Nach unserem Tod stehen wir leider nicht mehr zur Verfügung, um unseren Erben zu erklären, wie wir unseren Nachlass gerne regeln möchten. Daher ist die Ausfertigung eines Testaments unbedingt ratsam, ansonsten gilt die gesetzliche Erbfolge, die manch böse Überraschung mit sich bringen kann.
Aber selbst das beste Testament bringt nichts, wenn nach unserem Tod keiner weiß, wo es liegt. Oder wenn nicht ausreichend bedachte Verwandte es einfach vernichten können.

Testamente können z.B. bei Notaren protokolliert und dann bei einem der zahlreichen Nachlassgerichte hinterlegt werden.

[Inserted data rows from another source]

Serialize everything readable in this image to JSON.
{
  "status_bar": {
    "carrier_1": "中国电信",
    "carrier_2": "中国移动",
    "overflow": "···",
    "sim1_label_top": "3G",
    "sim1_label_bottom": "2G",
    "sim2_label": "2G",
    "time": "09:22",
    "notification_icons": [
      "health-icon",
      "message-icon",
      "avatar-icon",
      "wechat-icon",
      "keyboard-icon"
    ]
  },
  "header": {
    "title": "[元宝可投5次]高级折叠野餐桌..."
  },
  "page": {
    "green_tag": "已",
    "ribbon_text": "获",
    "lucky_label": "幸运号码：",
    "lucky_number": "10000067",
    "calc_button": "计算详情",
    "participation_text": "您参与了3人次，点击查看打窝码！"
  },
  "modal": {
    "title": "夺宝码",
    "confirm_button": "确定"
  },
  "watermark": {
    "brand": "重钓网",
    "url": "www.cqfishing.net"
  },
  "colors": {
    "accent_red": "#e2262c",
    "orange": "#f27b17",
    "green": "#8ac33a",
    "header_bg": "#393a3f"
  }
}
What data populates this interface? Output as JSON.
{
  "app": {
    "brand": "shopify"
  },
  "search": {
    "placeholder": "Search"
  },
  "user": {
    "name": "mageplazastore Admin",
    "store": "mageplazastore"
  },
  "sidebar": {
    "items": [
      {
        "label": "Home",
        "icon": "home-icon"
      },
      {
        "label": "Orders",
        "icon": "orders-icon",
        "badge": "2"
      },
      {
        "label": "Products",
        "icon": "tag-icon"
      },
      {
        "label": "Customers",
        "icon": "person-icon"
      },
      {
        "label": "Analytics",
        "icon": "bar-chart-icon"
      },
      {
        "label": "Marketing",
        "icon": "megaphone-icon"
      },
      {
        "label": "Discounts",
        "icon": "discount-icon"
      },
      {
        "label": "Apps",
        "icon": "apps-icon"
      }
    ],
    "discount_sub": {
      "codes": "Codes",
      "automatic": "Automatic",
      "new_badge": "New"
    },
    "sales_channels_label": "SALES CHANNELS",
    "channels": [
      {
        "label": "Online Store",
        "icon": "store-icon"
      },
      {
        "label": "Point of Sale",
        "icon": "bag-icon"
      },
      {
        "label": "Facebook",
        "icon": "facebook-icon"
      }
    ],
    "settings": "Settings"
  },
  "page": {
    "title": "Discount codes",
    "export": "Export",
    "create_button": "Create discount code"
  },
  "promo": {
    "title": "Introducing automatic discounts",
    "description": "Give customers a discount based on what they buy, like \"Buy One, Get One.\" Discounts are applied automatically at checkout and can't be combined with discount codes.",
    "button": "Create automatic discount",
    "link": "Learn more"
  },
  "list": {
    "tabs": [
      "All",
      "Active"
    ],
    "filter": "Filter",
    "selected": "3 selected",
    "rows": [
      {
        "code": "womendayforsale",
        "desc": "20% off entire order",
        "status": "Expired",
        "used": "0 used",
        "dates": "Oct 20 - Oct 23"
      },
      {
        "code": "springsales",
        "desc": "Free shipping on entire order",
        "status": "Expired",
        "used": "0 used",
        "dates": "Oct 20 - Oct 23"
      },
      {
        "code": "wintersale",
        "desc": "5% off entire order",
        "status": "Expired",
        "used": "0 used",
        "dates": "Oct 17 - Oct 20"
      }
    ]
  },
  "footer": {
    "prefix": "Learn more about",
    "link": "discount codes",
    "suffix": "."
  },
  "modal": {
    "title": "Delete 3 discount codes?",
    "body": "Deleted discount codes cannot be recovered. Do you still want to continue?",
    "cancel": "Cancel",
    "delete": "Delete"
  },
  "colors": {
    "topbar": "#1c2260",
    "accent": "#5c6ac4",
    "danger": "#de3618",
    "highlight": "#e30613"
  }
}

Alternativ kann der Erblasser sein eigen verfasstes Testament auch dort selbst hinterlegen. Die Testamente werden dann im Zentralen Testamentsregister der Bundesnotarkammer (www.testamentsregister.de) erfasst und sind im Todesfall abrufbar.
Private Unternehmen, wie die Deutsche Nachlasstreuhand Rechtsanwaltsgesellschaft mbH (www.hinterlegungsstelle.de) bieten ebenfalls die Möglichkeit an, Vorsorgedokumente zu erstellen und hinterlegen zu können. Zudem können auch digitale Testamente in digitaler Form als NFTs (Non Fungible Token) erstellt werden.

Aber Achtung: Ein Testament entfaltet nur dann Rechtskraft, wenn es die gesetzlichen Anforderungen erfüllt. Zurzeit ist in Deutschland ein digitales Testament leider unwirksam. Die Erstellung eines Testaments in Form eines NFTs dient also nur dazu, die Auslegung des handschriftlichen Testaments zu unterstützen und eine Fälschung desselben unmöglich zu machen.